Gold fluctuates around $1800 as Import Duty rises in India

Gold rebounds above $1800 from a five-month low as US yields tumble. US yields spiked to the downside. The US 10-year dropped to as low as 2.79%, the lowest since late while the 30-year tumbled to 3.02%. Recession fears are softening Fed’s tightening expectations. Meanwhile, an increase in import duty in India, the world’s No. 2 consumer, compounded concerns about higher interest rates.
Why was import duty raised suddenly?
Following a spike in exports, the Finance Ministry increased the import tariff on gold from 10.75 percent to 15 percent. The rising import bill in India puts pressure on the country’s current account imbalance.
A widening trade deficit has pushed the euro to an all-time low. This week, the USDINR hit a new low of 70/$ due to rising inflation and widening trade imbalances. The hike in gold import duties is intended to curb gold imports and relieve macroeconomic pressure on the currency.
The government’s action is intended to compensate for lower income from petroleum taxes while also discouraging gold imports, which raise US dollar demand and hence weaken the Indian rupee. India buys a lot of crude oil and gold, which depletes its foreign reserves, and the government is trying to get people to invest in gold bonds and ETFs instead of physical gold.
Essentially, India’s gold purchases have increased in the last year following a decline during the pandemic, and the country bought the most gold in a decade in 2021. Imports of gold have surged unexpectedly. In May, 107 tonnes of gold were imported, and the figure was similar in June. India’s May trade imbalance increased to $24.29 billion from $6.53 billion a year before, while gold imports increased to $6 billion from $678 million. The rise in gold import charge aims to curb gold imports and relieve macroeconomic pressure on the Indian rupee.

Effective Import duty hike
Earlier, the basic customs duty on gold was 7.5%, now it will be 12.5%. Along with the agriculture infrastructure development cess (AIDC) of 2.5 per cent, the effective gold customs duty will be 15%

Note: BCD = Basic Custom Duty; AIDC = Agriculture Infrastructure and Development Cess; SWS= Social Welfare Surcharge; GST= Goods and Service Tax

Impact of duty hike in India

The tariff increase should raise prices and decrease demand in India, potentially weighing on worldwide pricing.
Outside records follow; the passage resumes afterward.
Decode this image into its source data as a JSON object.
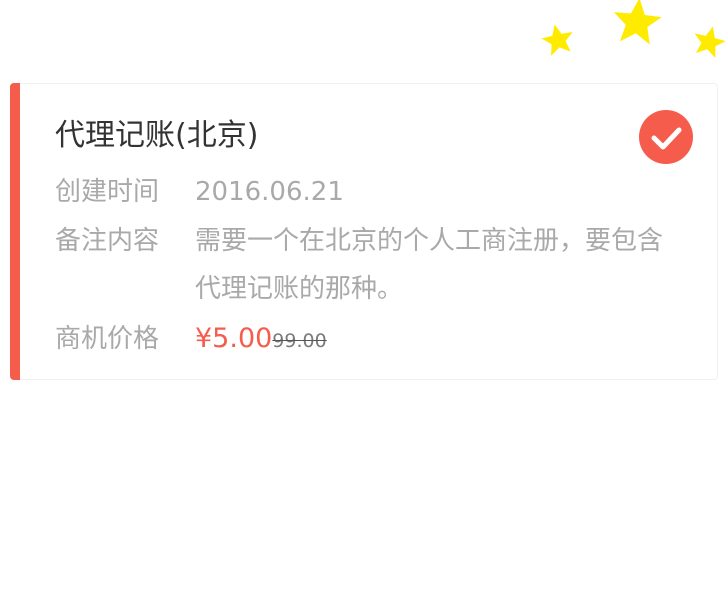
{
  "card": {
    "title": "代理记账(北京)",
    "created_label": "创建时间",
    "created_value": "2016.06.21",
    "note_label": "备注内容",
    "note_value": "需要一个在北京的个人工商注册，要包含代理记账的那种。",
    "price_label": "商机价格",
    "price_value": "¥5.00",
    "original_price": "99.00",
    "selected": true
  },
  "colors": {
    "accent": "#f55c4c",
    "star": "#ffeb00",
    "title": "#333333",
    "muted": "#a9a9a9"
  },
  "icons": {
    "check": "check-circle-icon",
    "stars": "star-icon"
  }
}
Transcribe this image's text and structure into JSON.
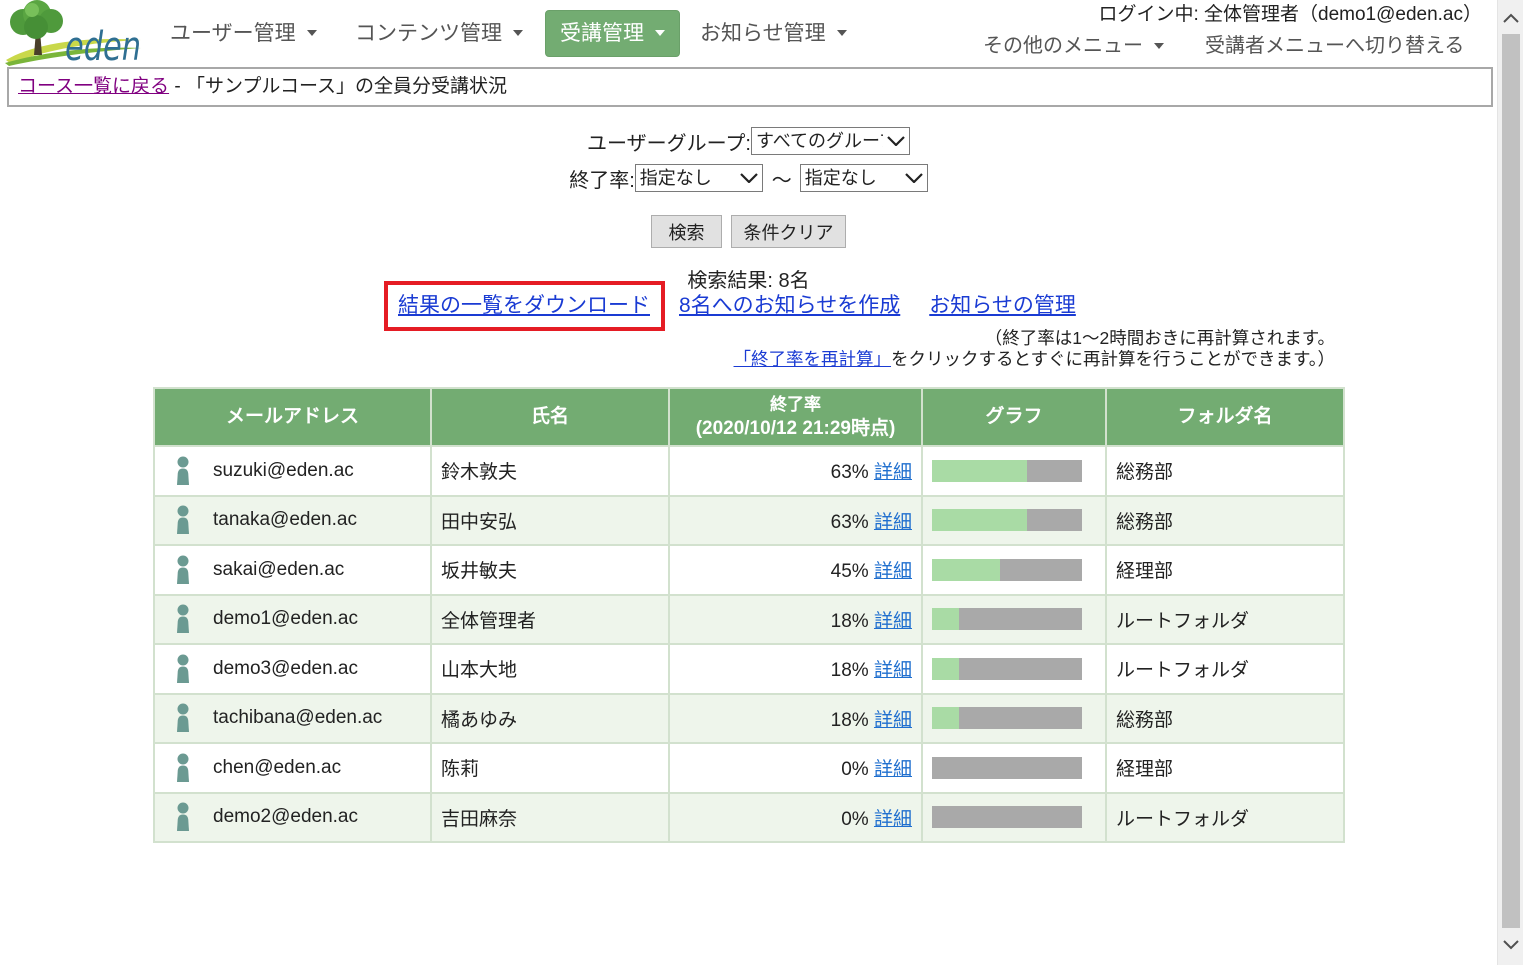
{
  "logo": {
    "text": "eden"
  },
  "nav": {
    "items": [
      {
        "label": "ユーザー管理",
        "active": false
      },
      {
        "label": "コンテンツ管理",
        "active": false
      },
      {
        "label": "受講管理",
        "active": true
      },
      {
        "label": "お知らせ管理",
        "active": false
      }
    ]
  },
  "header": {
    "login_status": "ログイン中: 全体管理者（demo1@eden.ac）",
    "other_menu": "その他のメニュー",
    "switch_link": "受講者メニューへ切り替える"
  },
  "breadcrumb": {
    "back_link": "コース一覧に戻る",
    "separator": " - ",
    "title": "「サンプルコース」の全員分受講状況"
  },
  "filters": {
    "group_label": "ユーザーグループ:",
    "group_selected": "すべてのグループ",
    "rate_label": "終了率:",
    "rate_from": "指定なし",
    "range_separator": "〜",
    "rate_to": "指定なし",
    "search_button": "検索",
    "clear_button": "条件クリア"
  },
  "results": {
    "count_text": "検索結果: 8名",
    "download_link": "結果の一覧をダウンロード",
    "create_notice_link": "8名へのお知らせを作成",
    "manage_notice_link": "お知らせの管理",
    "note_line1": "（終了率は1〜2時間おきに再計算されます。",
    "recalc_link": "「終了率を再計算」",
    "note_line2_rest": "をクリックするとすぐに再計算を行うことができます。）"
  },
  "table": {
    "headers": {
      "email": "メールアドレス",
      "name": "氏名",
      "rate": "終了率",
      "rate_timestamp": "(2020/10/12 21:29時点)",
      "graph": "グラフ",
      "folder": "フォルダ名"
    },
    "detail_label": "詳細",
    "rows": [
      {
        "email": "suzuki@eden.ac",
        "name": "鈴木敦夫",
        "rate": "63%",
        "folder": "総務部"
      },
      {
        "email": "tanaka@eden.ac",
        "name": "田中安弘",
        "rate": "63%",
        "folder": "総務部"
      },
      {
        "email": "sakai@eden.ac",
        "name": "坂井敏夫",
        "rate": "45%",
        "folder": "経理部"
      },
      {
        "email": "demo1@eden.ac",
        "name": "全体管理者",
        "rate": "18%",
        "folder": "ルートフォルダ"
      },
      {
        "email": "demo3@eden.ac",
        "name": "山本大地",
        "rate": "18%",
        "folder": "ルートフォルダ"
      },
      {
        "email": "tachibana@eden.ac",
        "name": "橘あゆみ",
        "rate": "18%",
        "folder": "総務部"
      },
      {
        "email": "chen@eden.ac",
        "name": "陈莉",
        "rate": "0%",
        "folder": "経理部"
      },
      {
        "email": "demo2@eden.ac",
        "name": "吉田麻奈",
        "rate": "0%",
        "folder": "ルートフォルダ"
      }
    ]
  },
  "icons": {
    "nav_dropdown": "caret-down-icon",
    "select_arrow": "chevron-down-icon",
    "row_user": "person-icon",
    "scroll_up": "chevron-up-icon",
    "scroll_down": "chevron-down-icon"
  },
  "colors": {
    "accent_green": "#73ac72",
    "row_alt": "#eef5eb",
    "bar_fill": "#a9dba5",
    "bar_empty": "#a9a9a9",
    "highlight_red": "#e51c24",
    "link_blue": "#1a3bd3",
    "visited_purple": "#800080",
    "detail_link_blue": "#1f6fcf",
    "user_icon": "#6b9a92"
  }
}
However, it may increase under-the-counter purchases and precious metal smuggling into the country. Following the tariff increase, dealers were providing discounts of up to $40/oz off official domestic prices.

Those who are buying gold for investment purpose, should start choosing digital means such as Digital Gold, Gold ETF and Sovereign Gold bond. And who want to use gold should opt for jewellery. This will reduce Gold Imports and impact on Current Account Deficit going forward. And if CAD remains stable for several months, govt will reduce import duties.